While global telecoms have long sold off tower assets to raise capital, Canada has been an exception. Approximately 95% of Canada’s wireless towers are still owned by the big three carriers, compared to just 3% in the US and 30% in Europe.

According to Statistics Canada, In 2021, less than half (47.4%) of Canadian households reported having a landline, while over half (52.2%) reported having a cellphone but no landline. 

With the advent of new technologies like Starlink’s satellite service observers say it’s a matter of time before physical wireless towers disappear too.

For years, Canadian carriers argued that owning their towers helped keep service reliable and efficient, but the tide is shifting as pressure mounts to cut costs. Rogers’ recent $7 billion tower deal with Blackstone was the first major sale of its kind in Canada and Telus appears to be following suit.

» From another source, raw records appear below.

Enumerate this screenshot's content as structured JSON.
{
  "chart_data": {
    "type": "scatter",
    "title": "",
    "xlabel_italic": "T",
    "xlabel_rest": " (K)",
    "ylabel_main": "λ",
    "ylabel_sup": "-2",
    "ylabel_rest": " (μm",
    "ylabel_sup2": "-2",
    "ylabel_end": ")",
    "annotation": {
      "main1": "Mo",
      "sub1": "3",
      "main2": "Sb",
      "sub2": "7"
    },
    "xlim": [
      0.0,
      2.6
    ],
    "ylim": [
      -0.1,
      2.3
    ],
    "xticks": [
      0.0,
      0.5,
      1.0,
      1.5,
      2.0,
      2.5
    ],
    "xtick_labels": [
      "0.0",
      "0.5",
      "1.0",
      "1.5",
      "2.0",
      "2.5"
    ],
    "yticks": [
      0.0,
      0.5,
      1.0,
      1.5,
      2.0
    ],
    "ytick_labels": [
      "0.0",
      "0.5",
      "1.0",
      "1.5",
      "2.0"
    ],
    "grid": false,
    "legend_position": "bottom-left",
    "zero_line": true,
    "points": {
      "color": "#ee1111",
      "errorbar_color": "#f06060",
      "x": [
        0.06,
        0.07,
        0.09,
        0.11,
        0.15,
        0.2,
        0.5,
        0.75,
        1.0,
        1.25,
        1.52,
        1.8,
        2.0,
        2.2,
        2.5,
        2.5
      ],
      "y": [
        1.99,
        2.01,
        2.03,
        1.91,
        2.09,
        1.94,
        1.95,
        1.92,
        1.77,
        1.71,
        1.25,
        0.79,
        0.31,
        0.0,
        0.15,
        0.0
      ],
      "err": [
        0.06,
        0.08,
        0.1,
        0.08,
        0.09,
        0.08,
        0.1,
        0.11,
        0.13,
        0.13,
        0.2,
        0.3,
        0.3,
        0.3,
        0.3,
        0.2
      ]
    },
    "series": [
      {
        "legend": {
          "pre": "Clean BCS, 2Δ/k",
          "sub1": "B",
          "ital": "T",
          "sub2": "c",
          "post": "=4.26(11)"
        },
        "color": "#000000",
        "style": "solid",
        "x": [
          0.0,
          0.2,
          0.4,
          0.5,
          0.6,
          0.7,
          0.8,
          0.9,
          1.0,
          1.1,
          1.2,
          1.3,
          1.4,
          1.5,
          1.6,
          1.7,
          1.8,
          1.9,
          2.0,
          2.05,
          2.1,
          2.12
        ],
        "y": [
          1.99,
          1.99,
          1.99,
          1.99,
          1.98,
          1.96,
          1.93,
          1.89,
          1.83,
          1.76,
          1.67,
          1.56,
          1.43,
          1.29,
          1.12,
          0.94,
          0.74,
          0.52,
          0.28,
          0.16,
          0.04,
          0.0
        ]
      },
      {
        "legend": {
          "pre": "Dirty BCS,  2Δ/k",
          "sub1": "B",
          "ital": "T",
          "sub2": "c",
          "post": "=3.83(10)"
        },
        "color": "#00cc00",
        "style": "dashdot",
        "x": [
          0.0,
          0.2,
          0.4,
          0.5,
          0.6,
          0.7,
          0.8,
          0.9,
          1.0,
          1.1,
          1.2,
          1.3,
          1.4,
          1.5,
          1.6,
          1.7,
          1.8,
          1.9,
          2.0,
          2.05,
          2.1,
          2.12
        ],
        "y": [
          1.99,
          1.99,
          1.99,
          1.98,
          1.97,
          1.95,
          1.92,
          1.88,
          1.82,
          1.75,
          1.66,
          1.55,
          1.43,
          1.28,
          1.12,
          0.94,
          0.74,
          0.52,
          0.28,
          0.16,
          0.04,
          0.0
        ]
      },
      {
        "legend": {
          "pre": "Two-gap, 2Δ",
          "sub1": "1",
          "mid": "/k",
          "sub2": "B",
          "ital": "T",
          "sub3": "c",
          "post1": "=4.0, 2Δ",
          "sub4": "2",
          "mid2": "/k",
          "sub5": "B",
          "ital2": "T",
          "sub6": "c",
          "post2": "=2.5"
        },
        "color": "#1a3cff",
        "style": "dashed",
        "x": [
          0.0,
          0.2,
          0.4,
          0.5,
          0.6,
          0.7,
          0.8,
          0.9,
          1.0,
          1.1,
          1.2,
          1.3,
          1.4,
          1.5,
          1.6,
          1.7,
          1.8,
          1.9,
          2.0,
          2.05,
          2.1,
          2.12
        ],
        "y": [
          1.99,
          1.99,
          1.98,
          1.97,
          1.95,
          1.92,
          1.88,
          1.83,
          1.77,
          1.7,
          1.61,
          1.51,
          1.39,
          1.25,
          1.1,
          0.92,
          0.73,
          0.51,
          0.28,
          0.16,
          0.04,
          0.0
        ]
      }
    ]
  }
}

Still, consumer advocates warn that these deals could ultimately mean even higher wireless prices. “When telecoms sell off infrastructure, they often lease it back at a premium,” said a telecom industry expert. “Over time, those costs tend to get passed down to consumers.”

With Canada already ranking among the most expensive countries in the world for mobile services, many Canadians will be watching closely to see whether the sale of Telus’s towers improves affordability — or makes their phone bills even worse.